Under The Oaks
Growing up, we lived on a small piece of property in the perfect little rural neighborhood. Our driveway was flanked by two strong oak trees. My parents planted them when they moved to the land, and they quickly grew to be distinguished markers of our front yard.
It was under these oaks that I can remember all of my childhood dreams coming to life. My daddy rode me in circles on our horse around these trees, my legs hardly long enough for my feet to reach the stirrups. And after my daddy went to heaven, it was under those same trees that I let my imagination run wild. I was a princess of a faraway land that had been somehow adopted. I became the characters of my favorite books. I was the planner of the social event of the season, collecting acorns as confetti. I was the searcher of four leaf clovers in an endless bed of green. I was destined to marry Prince William. I was certain I would change the world.
I grew older and spent less time under those oaks. Over the years, life and logic slowly crept their way in and began to dull the luster of my limitless imaginings.
I began to worry more about things like responsibility and practicality and appearances and comparison. I began to believe that perhaps the window of opportunity for my story was closed. I began to make peace with a complacent life.
Then something started to shift. That little girl, the dreamer, the one who believed in the beauty of unabandoned possibility– she was still tucked somewhere deep inside.
Standing here at the edge of a new year, I am brought back to a moment in November. It was there at a writer’s conference that the King of Whimsy and Dreaming Big, Bob Goff, showed us a clip from a movie with this quote, “You know sometimes all you need is twenty seconds of insane courage, just literally twenty seconds of just embarrassing bravery. And I promise you something great will come of it.”

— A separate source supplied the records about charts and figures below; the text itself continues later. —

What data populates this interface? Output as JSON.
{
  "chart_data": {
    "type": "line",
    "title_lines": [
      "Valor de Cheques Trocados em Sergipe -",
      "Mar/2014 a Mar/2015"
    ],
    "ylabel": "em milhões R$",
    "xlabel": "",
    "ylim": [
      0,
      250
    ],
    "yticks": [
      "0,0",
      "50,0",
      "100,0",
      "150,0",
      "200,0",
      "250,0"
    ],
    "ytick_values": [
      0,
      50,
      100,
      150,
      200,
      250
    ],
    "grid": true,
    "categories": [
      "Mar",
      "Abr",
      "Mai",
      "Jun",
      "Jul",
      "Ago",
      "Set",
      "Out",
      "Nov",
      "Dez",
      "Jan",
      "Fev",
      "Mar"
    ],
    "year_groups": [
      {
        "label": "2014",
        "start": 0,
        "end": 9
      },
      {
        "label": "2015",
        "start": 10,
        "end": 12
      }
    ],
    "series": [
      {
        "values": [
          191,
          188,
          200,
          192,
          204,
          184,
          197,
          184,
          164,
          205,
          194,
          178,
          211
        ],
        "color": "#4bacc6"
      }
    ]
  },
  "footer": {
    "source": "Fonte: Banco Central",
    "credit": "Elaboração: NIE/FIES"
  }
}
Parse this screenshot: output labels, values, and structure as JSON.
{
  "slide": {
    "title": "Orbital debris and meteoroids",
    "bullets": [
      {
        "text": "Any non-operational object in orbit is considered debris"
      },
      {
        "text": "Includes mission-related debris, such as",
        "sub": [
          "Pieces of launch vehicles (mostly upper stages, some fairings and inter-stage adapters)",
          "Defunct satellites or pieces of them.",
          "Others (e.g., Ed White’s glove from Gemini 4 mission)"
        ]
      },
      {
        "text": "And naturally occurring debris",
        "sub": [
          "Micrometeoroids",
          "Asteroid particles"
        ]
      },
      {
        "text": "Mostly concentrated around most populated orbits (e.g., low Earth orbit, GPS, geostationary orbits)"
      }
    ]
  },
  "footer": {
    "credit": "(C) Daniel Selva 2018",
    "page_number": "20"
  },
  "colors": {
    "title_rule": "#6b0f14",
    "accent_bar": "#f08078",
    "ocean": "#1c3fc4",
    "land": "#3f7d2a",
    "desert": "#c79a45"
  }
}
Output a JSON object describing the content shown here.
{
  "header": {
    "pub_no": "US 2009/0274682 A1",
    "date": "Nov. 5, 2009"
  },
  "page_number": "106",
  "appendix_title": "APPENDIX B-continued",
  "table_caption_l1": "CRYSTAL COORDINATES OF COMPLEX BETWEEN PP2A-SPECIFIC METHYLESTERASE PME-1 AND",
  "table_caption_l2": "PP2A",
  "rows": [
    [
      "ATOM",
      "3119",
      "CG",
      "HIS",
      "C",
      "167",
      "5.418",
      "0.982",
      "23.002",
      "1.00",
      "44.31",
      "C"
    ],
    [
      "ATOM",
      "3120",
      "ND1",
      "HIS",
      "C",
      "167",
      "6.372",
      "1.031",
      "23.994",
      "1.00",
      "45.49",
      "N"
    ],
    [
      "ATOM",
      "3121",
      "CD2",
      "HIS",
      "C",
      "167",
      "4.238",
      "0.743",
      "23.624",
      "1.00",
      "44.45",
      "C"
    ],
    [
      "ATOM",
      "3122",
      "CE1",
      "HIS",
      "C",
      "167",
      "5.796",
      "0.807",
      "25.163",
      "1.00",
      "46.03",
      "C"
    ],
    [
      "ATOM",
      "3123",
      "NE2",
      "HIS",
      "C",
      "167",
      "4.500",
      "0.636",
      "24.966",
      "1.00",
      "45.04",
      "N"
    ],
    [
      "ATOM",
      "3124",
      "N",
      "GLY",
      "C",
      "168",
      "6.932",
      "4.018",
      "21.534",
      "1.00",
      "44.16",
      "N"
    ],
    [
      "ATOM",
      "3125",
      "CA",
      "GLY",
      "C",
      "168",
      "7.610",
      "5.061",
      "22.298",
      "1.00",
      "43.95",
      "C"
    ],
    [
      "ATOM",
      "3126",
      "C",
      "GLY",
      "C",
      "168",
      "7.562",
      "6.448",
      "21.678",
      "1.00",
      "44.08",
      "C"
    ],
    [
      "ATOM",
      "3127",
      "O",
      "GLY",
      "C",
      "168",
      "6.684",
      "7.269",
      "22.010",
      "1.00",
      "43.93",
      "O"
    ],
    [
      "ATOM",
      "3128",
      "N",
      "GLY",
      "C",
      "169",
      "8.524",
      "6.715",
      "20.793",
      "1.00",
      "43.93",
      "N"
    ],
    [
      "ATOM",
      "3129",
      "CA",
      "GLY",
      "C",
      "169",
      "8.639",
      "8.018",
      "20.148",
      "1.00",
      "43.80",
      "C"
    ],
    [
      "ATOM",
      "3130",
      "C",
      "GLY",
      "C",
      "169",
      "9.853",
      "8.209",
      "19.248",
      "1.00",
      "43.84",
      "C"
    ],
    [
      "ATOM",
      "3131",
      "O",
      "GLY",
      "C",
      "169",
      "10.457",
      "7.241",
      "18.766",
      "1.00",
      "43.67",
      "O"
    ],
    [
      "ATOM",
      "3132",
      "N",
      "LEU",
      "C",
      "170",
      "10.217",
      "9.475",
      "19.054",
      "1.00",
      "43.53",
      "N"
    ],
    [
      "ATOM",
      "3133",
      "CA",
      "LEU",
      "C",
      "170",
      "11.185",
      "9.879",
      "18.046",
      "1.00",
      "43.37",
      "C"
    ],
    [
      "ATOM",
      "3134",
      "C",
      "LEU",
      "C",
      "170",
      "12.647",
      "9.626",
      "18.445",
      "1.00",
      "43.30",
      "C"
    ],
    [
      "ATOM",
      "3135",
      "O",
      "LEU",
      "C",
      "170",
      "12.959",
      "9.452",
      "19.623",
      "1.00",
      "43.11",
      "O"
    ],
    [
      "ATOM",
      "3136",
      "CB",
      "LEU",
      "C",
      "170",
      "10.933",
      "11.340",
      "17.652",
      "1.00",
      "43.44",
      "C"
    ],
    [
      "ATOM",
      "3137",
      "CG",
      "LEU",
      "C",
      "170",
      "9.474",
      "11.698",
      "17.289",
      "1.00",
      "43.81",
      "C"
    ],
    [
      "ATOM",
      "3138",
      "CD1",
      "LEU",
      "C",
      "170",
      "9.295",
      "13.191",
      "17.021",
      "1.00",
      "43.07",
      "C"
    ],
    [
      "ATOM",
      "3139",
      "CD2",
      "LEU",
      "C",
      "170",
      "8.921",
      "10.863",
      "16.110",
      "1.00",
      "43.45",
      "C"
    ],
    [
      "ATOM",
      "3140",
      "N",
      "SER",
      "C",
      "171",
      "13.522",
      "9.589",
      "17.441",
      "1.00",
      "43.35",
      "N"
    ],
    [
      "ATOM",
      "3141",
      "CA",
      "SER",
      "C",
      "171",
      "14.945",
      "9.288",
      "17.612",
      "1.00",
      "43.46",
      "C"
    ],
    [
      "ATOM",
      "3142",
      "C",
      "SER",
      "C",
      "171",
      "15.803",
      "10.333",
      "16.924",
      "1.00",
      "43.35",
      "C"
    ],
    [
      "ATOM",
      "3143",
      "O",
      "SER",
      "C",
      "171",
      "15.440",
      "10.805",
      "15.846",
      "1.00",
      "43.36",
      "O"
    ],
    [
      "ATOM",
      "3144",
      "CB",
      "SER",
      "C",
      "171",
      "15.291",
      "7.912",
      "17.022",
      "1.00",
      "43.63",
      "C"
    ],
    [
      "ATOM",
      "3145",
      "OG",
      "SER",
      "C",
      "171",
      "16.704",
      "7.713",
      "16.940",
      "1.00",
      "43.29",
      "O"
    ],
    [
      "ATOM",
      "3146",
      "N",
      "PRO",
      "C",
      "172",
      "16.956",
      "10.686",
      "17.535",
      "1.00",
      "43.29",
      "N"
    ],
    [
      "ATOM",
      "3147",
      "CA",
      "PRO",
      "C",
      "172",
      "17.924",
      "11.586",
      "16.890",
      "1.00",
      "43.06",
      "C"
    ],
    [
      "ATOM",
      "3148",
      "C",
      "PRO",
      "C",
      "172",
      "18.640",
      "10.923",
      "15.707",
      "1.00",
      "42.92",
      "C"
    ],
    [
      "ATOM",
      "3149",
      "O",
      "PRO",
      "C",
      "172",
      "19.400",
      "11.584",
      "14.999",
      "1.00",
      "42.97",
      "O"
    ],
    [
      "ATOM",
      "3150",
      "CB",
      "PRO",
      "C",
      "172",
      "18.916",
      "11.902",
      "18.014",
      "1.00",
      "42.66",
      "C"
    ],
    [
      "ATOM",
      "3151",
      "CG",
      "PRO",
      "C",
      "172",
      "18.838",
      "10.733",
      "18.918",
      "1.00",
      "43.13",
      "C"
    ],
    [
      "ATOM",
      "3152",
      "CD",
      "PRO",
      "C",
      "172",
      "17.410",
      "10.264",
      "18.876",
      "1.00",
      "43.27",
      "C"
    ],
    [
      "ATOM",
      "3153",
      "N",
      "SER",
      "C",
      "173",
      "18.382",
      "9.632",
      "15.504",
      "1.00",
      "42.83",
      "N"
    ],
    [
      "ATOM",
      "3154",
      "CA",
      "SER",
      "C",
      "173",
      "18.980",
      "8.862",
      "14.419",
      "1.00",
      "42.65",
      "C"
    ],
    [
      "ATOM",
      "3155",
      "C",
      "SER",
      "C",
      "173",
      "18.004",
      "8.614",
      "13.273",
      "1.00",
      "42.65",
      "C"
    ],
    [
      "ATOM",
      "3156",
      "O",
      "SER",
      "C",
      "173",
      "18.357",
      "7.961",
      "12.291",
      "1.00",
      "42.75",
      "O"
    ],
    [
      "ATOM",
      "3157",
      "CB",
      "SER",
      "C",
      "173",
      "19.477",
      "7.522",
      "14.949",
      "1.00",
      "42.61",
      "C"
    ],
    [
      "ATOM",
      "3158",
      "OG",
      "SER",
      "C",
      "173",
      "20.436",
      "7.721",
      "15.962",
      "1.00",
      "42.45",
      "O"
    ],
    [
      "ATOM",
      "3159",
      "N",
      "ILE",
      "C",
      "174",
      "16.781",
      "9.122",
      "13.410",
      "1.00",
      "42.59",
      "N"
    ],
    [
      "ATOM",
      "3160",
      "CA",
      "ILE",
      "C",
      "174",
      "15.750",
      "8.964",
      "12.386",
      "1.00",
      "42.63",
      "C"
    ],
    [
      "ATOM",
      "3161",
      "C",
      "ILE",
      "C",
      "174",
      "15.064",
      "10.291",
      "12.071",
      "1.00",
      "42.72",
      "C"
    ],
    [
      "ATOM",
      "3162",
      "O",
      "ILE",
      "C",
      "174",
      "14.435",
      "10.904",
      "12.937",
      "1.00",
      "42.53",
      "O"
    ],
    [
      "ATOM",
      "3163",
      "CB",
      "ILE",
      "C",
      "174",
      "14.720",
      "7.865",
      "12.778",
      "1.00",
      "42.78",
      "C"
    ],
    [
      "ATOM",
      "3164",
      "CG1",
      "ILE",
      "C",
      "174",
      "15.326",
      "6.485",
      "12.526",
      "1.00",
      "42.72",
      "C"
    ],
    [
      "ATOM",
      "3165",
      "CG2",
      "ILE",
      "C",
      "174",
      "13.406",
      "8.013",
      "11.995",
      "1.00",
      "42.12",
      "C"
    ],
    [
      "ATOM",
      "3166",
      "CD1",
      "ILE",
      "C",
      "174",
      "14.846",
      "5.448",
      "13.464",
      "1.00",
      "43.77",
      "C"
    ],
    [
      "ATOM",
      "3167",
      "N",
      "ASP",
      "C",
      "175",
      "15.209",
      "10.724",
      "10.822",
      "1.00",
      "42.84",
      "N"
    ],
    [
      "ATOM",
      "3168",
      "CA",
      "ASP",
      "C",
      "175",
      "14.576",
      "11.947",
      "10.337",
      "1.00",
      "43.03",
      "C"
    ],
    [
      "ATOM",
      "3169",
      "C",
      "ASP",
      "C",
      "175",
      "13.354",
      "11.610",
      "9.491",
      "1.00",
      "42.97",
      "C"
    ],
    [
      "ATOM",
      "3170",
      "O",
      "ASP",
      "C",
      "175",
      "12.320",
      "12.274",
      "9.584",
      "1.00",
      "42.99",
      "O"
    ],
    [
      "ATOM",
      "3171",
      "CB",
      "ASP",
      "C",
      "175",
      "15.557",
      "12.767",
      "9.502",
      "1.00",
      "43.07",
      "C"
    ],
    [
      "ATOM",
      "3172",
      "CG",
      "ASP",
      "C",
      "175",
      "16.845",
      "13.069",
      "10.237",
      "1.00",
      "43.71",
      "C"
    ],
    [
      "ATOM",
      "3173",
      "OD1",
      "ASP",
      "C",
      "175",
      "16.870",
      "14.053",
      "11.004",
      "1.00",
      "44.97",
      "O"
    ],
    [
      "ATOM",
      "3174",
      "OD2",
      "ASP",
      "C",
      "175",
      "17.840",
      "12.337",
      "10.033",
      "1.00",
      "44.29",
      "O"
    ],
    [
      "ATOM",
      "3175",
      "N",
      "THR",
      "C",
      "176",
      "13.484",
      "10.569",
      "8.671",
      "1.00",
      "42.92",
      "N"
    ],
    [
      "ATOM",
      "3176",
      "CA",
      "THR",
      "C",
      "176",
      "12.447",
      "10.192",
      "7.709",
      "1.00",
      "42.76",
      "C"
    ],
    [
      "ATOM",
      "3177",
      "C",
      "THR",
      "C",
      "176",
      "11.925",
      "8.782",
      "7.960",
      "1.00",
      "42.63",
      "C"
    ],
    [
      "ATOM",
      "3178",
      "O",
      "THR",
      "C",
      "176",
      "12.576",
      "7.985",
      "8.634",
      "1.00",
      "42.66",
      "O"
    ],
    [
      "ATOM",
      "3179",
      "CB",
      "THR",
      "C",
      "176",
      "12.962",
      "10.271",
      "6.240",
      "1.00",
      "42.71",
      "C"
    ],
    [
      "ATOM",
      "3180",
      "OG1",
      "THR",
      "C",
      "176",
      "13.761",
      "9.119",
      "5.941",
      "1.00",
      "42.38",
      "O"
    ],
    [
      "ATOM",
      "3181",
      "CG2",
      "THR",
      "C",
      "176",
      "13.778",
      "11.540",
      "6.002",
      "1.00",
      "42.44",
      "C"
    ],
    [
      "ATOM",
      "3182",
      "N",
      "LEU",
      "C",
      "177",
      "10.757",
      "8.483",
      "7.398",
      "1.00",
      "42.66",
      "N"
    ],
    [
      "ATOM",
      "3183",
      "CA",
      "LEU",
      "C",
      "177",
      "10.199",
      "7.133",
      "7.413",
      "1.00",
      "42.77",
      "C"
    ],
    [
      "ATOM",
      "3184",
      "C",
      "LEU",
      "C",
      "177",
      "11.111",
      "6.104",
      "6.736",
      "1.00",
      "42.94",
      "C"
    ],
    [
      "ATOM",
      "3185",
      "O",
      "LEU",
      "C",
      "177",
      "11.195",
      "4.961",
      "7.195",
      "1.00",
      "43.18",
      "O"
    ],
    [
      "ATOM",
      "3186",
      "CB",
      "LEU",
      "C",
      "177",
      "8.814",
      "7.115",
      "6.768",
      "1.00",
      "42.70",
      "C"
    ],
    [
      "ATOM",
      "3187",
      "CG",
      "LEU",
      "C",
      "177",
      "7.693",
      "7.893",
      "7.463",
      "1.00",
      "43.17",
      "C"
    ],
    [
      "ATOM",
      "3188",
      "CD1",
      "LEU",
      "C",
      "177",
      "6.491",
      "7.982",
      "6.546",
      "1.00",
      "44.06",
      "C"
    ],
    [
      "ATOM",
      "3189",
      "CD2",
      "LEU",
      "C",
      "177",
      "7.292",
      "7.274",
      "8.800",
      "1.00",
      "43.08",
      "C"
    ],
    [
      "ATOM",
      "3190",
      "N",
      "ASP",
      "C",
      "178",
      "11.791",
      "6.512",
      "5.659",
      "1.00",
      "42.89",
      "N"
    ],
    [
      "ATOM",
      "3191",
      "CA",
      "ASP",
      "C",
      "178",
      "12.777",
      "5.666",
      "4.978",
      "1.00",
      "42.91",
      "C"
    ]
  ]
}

“What will you do with it? What will your 20 seconds of courage be?” he asked.
He asked each of us to stand. So many tears fell as the vulnerability of declarations of insane courage were made around the room. And then it was my turn. “For so long, I have believed that my story wasn’t important. I want to believe that my story matters. I wrote this morning that I believe sometimes God only releases His greatest blessings when we choose to step into them. I want to go home and step into the blessing.”
How kind is God to weave every thread of my tapestry together again? Because in the last bit of this year, He brought me back under The Oaks. This time a providential retreat center in Southern California where He took my hand and allowed me to dream again. He even saw fit to allow a horseback ride there. And somewhere on a property flanked with dozens of mighty oak trees and horses and whimsy, He whispered into my heart and breathed life back into the wonder of a little girl’s soul.
For the last five years, and many even before that, I have been wrestling with God for the blessing. I have been fighting my way through things that have been knotted in my soul for a very long time. But I want this to be the year that I choose to step into the blessing.
This is the year.
What about you? What will you do with your 20 seconds of courage? The year is new, the slate is clean, the possibilities are endless. I’m cheering for you.